Can you share some of your favorite song moments from the series?
“Own It” in Season 1 stands out because it was a proof of concept that a small screen musical could actually work. I also love the grandness of the Season 2 finale songs written by our resident geniuses Kate Anderson and Elyssa Samsel (who also wrote “Own It”) because they thread numerous songs and musical motifs from 24 episodes into one giant tapestry. Other songs that stand out are “Weirdos Make Great Superheroes” written by Sara Bareilles, “We are the Music” by Robert Lopez and Kristen Anderson-Lopez, “Weehawken” by Super Commuter, “Light the Match” by Danny Elfman, and “Paint the World” by Ingrid Michaelson. But honestly, we have a song this season written by Open Mike Eagle and sung by Leslie Odom Jr. that I think may be the most powerful song we have ever done.
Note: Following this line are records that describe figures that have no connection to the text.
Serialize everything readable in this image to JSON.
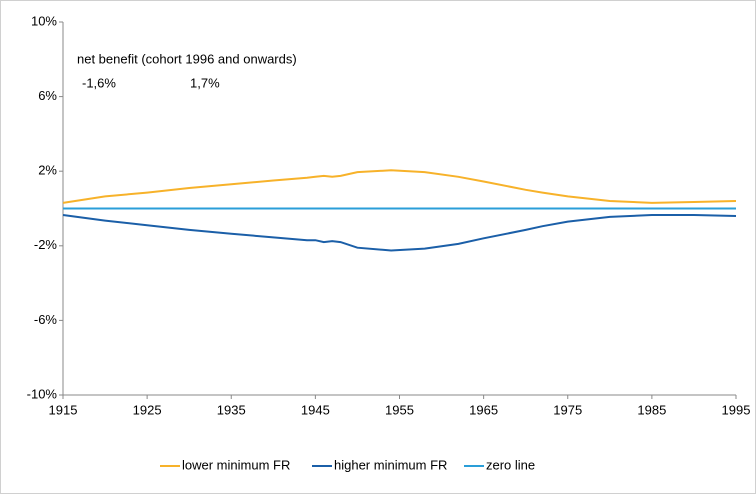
{
  "chart_data": {
    "type": "line",
    "annotations": [
      "net benefit (cohort 1996 and onwards)",
      "-1,6%",
      "1,7%"
    ],
    "annotation_colors": [
      "#000000",
      "#f5b020",
      "#1f6fb0"
    ],
    "x": [
      1915,
      1920,
      1925,
      1930,
      1935,
      1940,
      1944,
      1945,
      1946,
      1947,
      1948,
      1950,
      1954,
      1958,
      1962,
      1965,
      1970,
      1972,
      1975,
      1980,
      1985,
      1990,
      1995
    ],
    "series": [
      {
        "name": "lower minimum FR",
        "color": "#f7b22a",
        "values": [
          0.3,
          0.65,
          0.85,
          1.1,
          1.3,
          1.5,
          1.65,
          1.7,
          1.75,
          1.7,
          1.75,
          1.95,
          2.05,
          1.95,
          1.7,
          1.45,
          1.0,
          0.85,
          0.65,
          0.4,
          0.3,
          0.35,
          0.4
        ]
      },
      {
        "name": "higher minimum FR",
        "color": "#1b5fa8",
        "values": [
          -0.35,
          -0.65,
          -0.9,
          -1.15,
          -1.35,
          -1.55,
          -1.7,
          -1.7,
          -1.8,
          -1.75,
          -1.8,
          -2.1,
          -2.25,
          -2.15,
          -1.9,
          -1.6,
          -1.15,
          -0.95,
          -0.7,
          -0.45,
          -0.35,
          -0.35,
          -0.4
        ]
      },
      {
        "name": "zero line",
        "color": "#2a9ed8",
        "values": [
          0,
          0,
          0,
          0,
          0,
          0,
          0,
          0,
          0,
          0,
          0,
          0,
          0,
          0,
          0,
          0,
          0,
          0,
          0,
          0,
          0,
          0,
          0
        ]
      }
    ],
    "xlim": [
      1915,
      1995
    ],
    "xticks": [
      1915,
      1925,
      1935,
      1945,
      1955,
      1965,
      1975,
      1985,
      1995
    ],
    "ylim": [
      -10,
      10
    ],
    "yticks": [
      {
        "value": 10,
        "label": "10%"
      },
      {
        "value": 6,
        "label": "6%"
      },
      {
        "value": 2,
        "label": "2%"
      },
      {
        "value": -2,
        "label": "-2%"
      },
      {
        "value": -6,
        "label": "-6%"
      },
      {
        "value": -10,
        "label": "-10%"
      }
    ],
    "legend": "bottom"
  }
}
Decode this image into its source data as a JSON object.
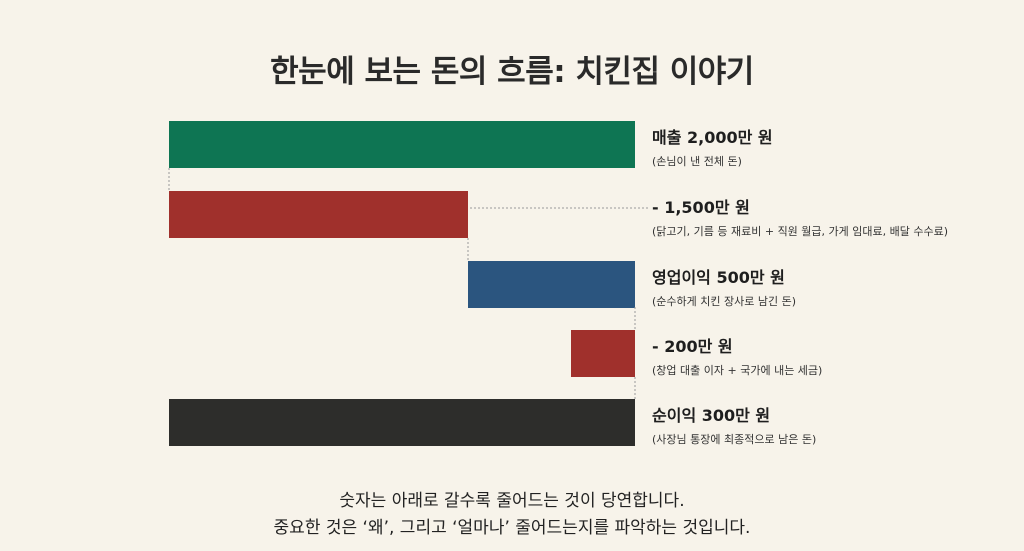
{
  "title": "한눈에 보는 돈의 흐름: 치킨집 이야기",
  "chart_data": {
    "type": "waterfall",
    "orientation": "horizontal",
    "title": "한눈에 보는 돈의 흐름: 치킨집 이야기",
    "unit": "만 원",
    "bars": [
      {
        "label": "매출 2,000만 원",
        "note": "(손님이 낸 전체 돈)",
        "value": 2000,
        "kind": "total",
        "color": "#0e7553"
      },
      {
        "label": "- 1,500만 원",
        "note": "(닭고기, 기름 등 재료비 + 직원 월급, 가게 임대료, 배달 수수료)",
        "value": -1500,
        "kind": "decrease",
        "color": "#a0302c"
      },
      {
        "label": "영업이익 500만 원",
        "note": "(순수하게 치킨 장사로 남긴 돈)",
        "value": 500,
        "kind": "subtotal",
        "color": "#2b557f"
      },
      {
        "label": "- 200만 원",
        "note": "(창업 대출 이자 + 국가에 내는 세금)",
        "value": -200,
        "kind": "decrease",
        "color": "#a0302c"
      },
      {
        "label": "순이익 300만 원",
        "note": "(사장님 통장에 최종적으로 남은 돈)",
        "value": 300,
        "kind": "total",
        "color": "#2d2d2b"
      }
    ]
  },
  "footer": {
    "line1": "숫자는 아래로 갈수록 줄어드는 것이 당연합니다.",
    "line2": "중요한 것은 ‘왜’, 그리고 ‘얼마나’ 줄어드는지를 파악하는 것입니다."
  }
}
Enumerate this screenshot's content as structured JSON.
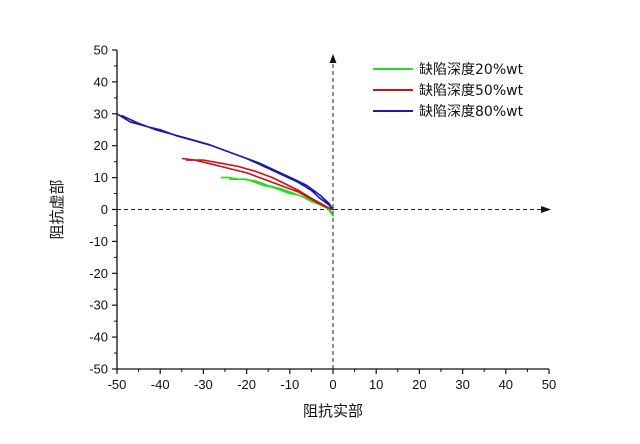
{
  "chart_data": {
    "type": "line",
    "xlabel": "阻抗实部",
    "ylabel": "阻抗虚部",
    "xlim": [
      -50,
      50
    ],
    "ylim": [
      -50,
      50
    ],
    "x_ticks": [
      -50,
      -40,
      -30,
      -20,
      -10,
      0,
      10,
      20,
      30,
      40,
      50
    ],
    "y_ticks": [
      -50,
      -40,
      -30,
      -20,
      -10,
      0,
      10,
      20,
      30,
      40,
      50
    ],
    "grid": false,
    "legend_position": "top-right",
    "series": [
      {
        "name": "缺陷深度20%wt",
        "color": "#22dd22",
        "points": [
          [
            -26,
            10
          ],
          [
            -24,
            10
          ],
          [
            -22,
            9.5
          ],
          [
            -20,
            9.5
          ],
          [
            -18,
            8.5
          ],
          [
            -16,
            7.5
          ],
          [
            -14,
            7
          ],
          [
            -12,
            6
          ],
          [
            -10,
            5
          ],
          [
            -8,
            4.5
          ],
          [
            -6,
            3.5
          ],
          [
            -4,
            2.5
          ],
          [
            -2,
            1
          ],
          [
            -1,
            0
          ],
          [
            -0.5,
            -1
          ],
          [
            0,
            -2
          ],
          [
            -0.5,
            -0.5
          ],
          [
            -1.5,
            0.5
          ],
          [
            -3,
            1.5
          ],
          [
            -5,
            2.5
          ],
          [
            -7,
            4
          ],
          [
            -9,
            5
          ],
          [
            -12,
            6.5
          ],
          [
            -15,
            7.5
          ],
          [
            -18,
            9
          ],
          [
            -21,
            9.5
          ],
          [
            -24,
            9.5
          ]
        ]
      },
      {
        "name": "缺陷深度50%wt",
        "color": "#cc1111",
        "points": [
          [
            -35,
            16
          ],
          [
            -32,
            15.5
          ],
          [
            -29,
            14.5
          ],
          [
            -26,
            13.5
          ],
          [
            -23,
            12.5
          ],
          [
            -20,
            11.5
          ],
          [
            -17,
            10
          ],
          [
            -14,
            8.5
          ],
          [
            -11,
            7
          ],
          [
            -8,
            5.5
          ],
          [
            -6,
            4
          ],
          [
            -4,
            2.5
          ],
          [
            -2,
            1
          ],
          [
            0,
            0
          ],
          [
            -1,
            0.5
          ],
          [
            -3,
            2
          ],
          [
            -5,
            3.5
          ],
          [
            -8,
            6
          ],
          [
            -11,
            8
          ],
          [
            -14,
            10
          ],
          [
            -18,
            12
          ],
          [
            -22,
            13.5
          ],
          [
            -26,
            14.5
          ],
          [
            -30,
            15.5
          ],
          [
            -34,
            15.5
          ]
        ]
      },
      {
        "name": "缺陷深度80%wt",
        "color": "#1a1aa6",
        "points": [
          [
            -50,
            30
          ],
          [
            -47,
            27.5
          ],
          [
            -43,
            26
          ],
          [
            -40,
            25
          ],
          [
            -36,
            23
          ],
          [
            -32,
            21.5
          ],
          [
            -28,
            20
          ],
          [
            -24,
            18
          ],
          [
            -20,
            16
          ],
          [
            -16,
            13.5
          ],
          [
            -12,
            11
          ],
          [
            -8,
            8.5
          ],
          [
            -5,
            6
          ],
          [
            -3,
            3.5
          ],
          [
            -1,
            1.5
          ],
          [
            0,
            0
          ],
          [
            -1,
            2
          ],
          [
            -3,
            4.5
          ],
          [
            -6,
            7.5
          ],
          [
            -9,
            9.5
          ],
          [
            -13,
            12
          ],
          [
            -17,
            14.5
          ],
          [
            -21,
            16.5
          ],
          [
            -25,
            18.5
          ],
          [
            -29,
            20.5
          ],
          [
            -33,
            22
          ],
          [
            -37,
            23.5
          ],
          [
            -41,
            25
          ],
          [
            -45,
            27
          ],
          [
            -49,
            29.5
          ]
        ]
      }
    ]
  }
}
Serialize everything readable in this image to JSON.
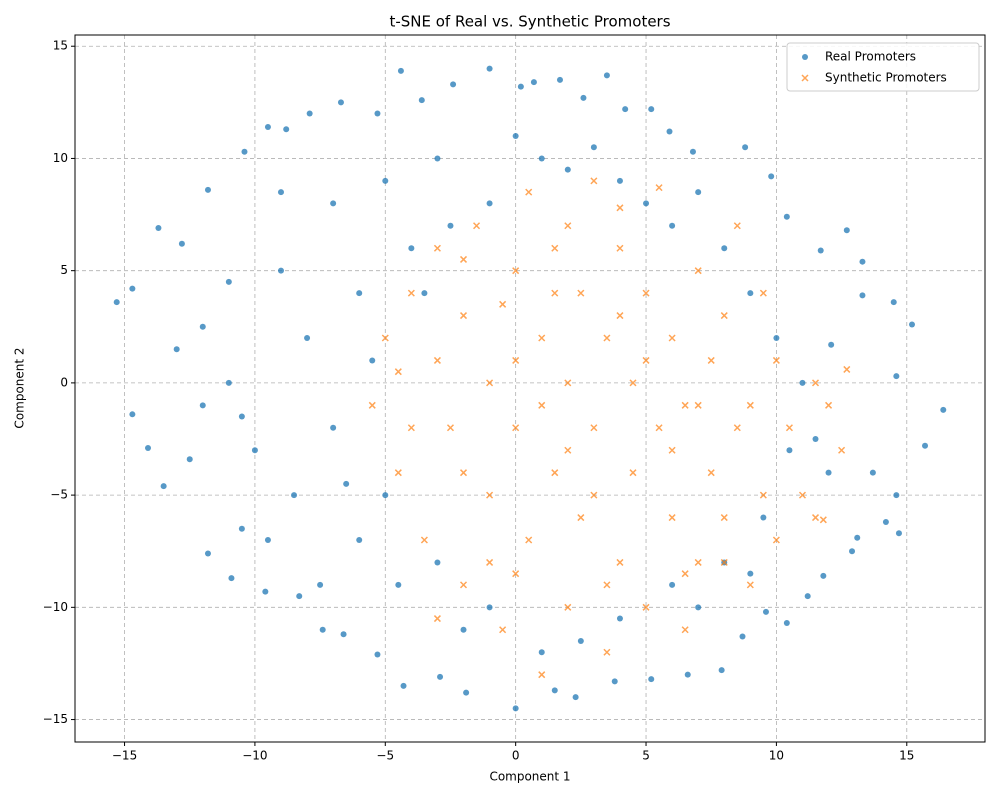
{
  "chart_data": {
    "type": "scatter",
    "title": "t-SNE of Real vs. Synthetic Promoters",
    "x_label": "Component 1",
    "y_label": "Component 2",
    "xlim": [
      -16.9,
      18.0
    ],
    "ylim": [
      -16.0,
      15.5
    ],
    "xticks": [
      {
        "value": -15,
        "label": "−15"
      },
      {
        "value": -10,
        "label": "−10"
      },
      {
        "value": -5,
        "label": "−5"
      },
      0,
      5,
      10,
      15
    ],
    "yticks": [
      {
        "value": -15,
        "label": "−15"
      },
      {
        "value": -10,
        "label": "−10"
      },
      {
        "value": -5,
        "label": "−5"
      },
      0,
      5,
      10,
      15
    ],
    "grid": true,
    "legend": "upper-right",
    "series": [
      {
        "name": "Real Promoters",
        "color": "#1f77b4",
        "marker": "circle",
        "x": [
          -15.3,
          16.4,
          0,
          -1,
          -4.4,
          15.7,
          15.2,
          -14.7,
          -14.7,
          -13.7,
          -13.5,
          -14.1,
          -12.8,
          -12.5,
          -11.8,
          -11.8,
          -10.9,
          -10.4,
          -10.5,
          -9.6,
          -9.5,
          -8.8,
          -8.3,
          -7.9,
          -7.4,
          -6.7,
          -6.6,
          -5.3,
          -5.3,
          -3.6,
          -4.3,
          -2.4,
          -2.9,
          -1.9,
          0.2,
          0.7,
          1.7,
          2.6,
          1.5,
          2.3,
          3.5,
          4.2,
          5.2,
          5.9,
          3.8,
          5.2,
          6.6,
          6.8,
          7.9,
          8.8,
          8.7,
          9.8,
          9.6,
          10.4,
          10.4,
          11.2,
          11.7,
          11.8,
          12.7,
          12.9,
          13.3,
          13.1,
          13.3,
          14.5,
          14.2,
          14.6,
          14.7,
          14.6,
          13.7,
          12.1,
          -12,
          -11,
          -10,
          -9,
          -8,
          -8.5,
          -7,
          -6,
          -7,
          -6,
          -5,
          -4.5,
          -4,
          -3,
          -2,
          -1,
          0,
          1,
          2,
          3,
          4,
          5,
          6,
          7,
          8,
          9,
          10,
          11,
          10.5,
          9.5,
          8,
          7,
          6,
          4,
          2.5,
          1,
          -1,
          -3,
          -5,
          -9,
          -11,
          -12,
          -13,
          -10.5,
          -9.5,
          -7.5,
          -3.5,
          -2.5,
          -5.5,
          -6.5,
          11.5,
          12,
          9
        ],
        "y": [
          3.6,
          -1.2,
          -14.5,
          14,
          13.9,
          -2.8,
          2.6,
          4.2,
          -1.4,
          6.9,
          -4.6,
          -2.9,
          6.2,
          -3.4,
          -7.6,
          8.6,
          -8.7,
          10.3,
          -6.5,
          -9.3,
          11.4,
          11.3,
          -9.5,
          12,
          -11,
          12.5,
          -11.2,
          12,
          -12.1,
          12.6,
          -13.5,
          13.3,
          -13.1,
          -13.8,
          13.2,
          13.4,
          13.5,
          12.7,
          -13.7,
          -14,
          13.7,
          12.2,
          12.2,
          11.2,
          -13.3,
          -13.2,
          -13,
          10.3,
          -12.8,
          10.5,
          -11.3,
          9.2,
          -10.2,
          7.4,
          -10.7,
          -9.5,
          5.9,
          -8.6,
          6.8,
          -7.5,
          5.4,
          -6.9,
          3.9,
          3.6,
          -6.2,
          -5,
          -6.7,
          0.3,
          -4,
          1.7,
          2.5,
          0,
          -3,
          5,
          2,
          -5,
          8,
          -7,
          -2,
          4,
          9,
          -9,
          6,
          10,
          -11,
          8,
          11,
          10,
          9.5,
          10.5,
          9,
          8,
          7,
          8.5,
          6,
          4,
          2,
          0,
          -3,
          -6,
          -8,
          -10,
          -9,
          -10.5,
          -11.5,
          -12,
          -10,
          -8,
          -5,
          8.5,
          4.5,
          -1,
          1.5,
          -1.5,
          -7,
          -9,
          4,
          7,
          1,
          -4.5,
          -2.5,
          -4,
          -8.5
        ]
      },
      {
        "name": "Synthetic Promoters",
        "color": "#ff7f0e",
        "marker": "x",
        "x": [
          -5.5,
          -5,
          -4.5,
          -4,
          -3.5,
          -3,
          -3,
          -2.5,
          -2,
          -2,
          -1.5,
          -1,
          -1,
          -0.5,
          0,
          0,
          0.5,
          0.5,
          1,
          1,
          1.5,
          1.5,
          2,
          2,
          2.5,
          2.5,
          3,
          3,
          3.5,
          3.5,
          4,
          4,
          4.5,
          4.5,
          5,
          5,
          5.5,
          5.5,
          6,
          6,
          6.5,
          6.5,
          7,
          7,
          7.5,
          7.5,
          8,
          8,
          8.5,
          8.5,
          9,
          9,
          9.5,
          9.5,
          10,
          10,
          10.5,
          11,
          11.5,
          11.5,
          12,
          12.5,
          12.7,
          11.8,
          -1,
          -2,
          0,
          1,
          2,
          3,
          4,
          5,
          6,
          7,
          -4,
          -3,
          0,
          2,
          4,
          -0.5,
          1.5,
          3.5,
          6.5,
          8,
          -2,
          -4.5
        ],
        "y": [
          -1,
          2,
          -4,
          4,
          -7,
          1,
          6,
          -2,
          -9,
          3,
          7,
          -5,
          0,
          -11,
          5,
          -2,
          8.5,
          -7,
          2,
          -13,
          -4,
          6,
          -10,
          0,
          4,
          -6,
          9,
          -2,
          -12,
          2,
          -8,
          6,
          -4,
          0,
          -10,
          4,
          8.7,
          -2,
          -6,
          2,
          -11,
          -1,
          5,
          -8,
          -4,
          1,
          3,
          -6,
          -2,
          7,
          -1,
          -9,
          4,
          -5,
          1,
          -7,
          -2,
          -5,
          0,
          -6,
          -1,
          -3,
          0.6,
          -6.1,
          -8,
          -4,
          1,
          -1,
          -3,
          -5,
          3,
          1,
          -3,
          -1,
          -2,
          -10.5,
          -8.5,
          7,
          7.8,
          3.5,
          4,
          -9,
          -8.5,
          -8,
          5.5,
          0.5
        ]
      }
    ]
  }
}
I CANNOT wait for the world to see and hear it.
What do you think it is about the show that really resonates with audiences?
It is a sea of positivity and joy in an often bleak and cynical world. I think that goes a long way with audiences who sometimes need to be reminded that the world can be a beautiful place.
Your character, Birdie, serves as the narrator for the show. Which character is the heart of the show and which character is the conscience?
I think the heart of the show is the entire Tillerman family. They never back down, give in, or give up. But the conscience of the show is definitely Owen Tillerman. He is the quintessential essence of all things moral and right.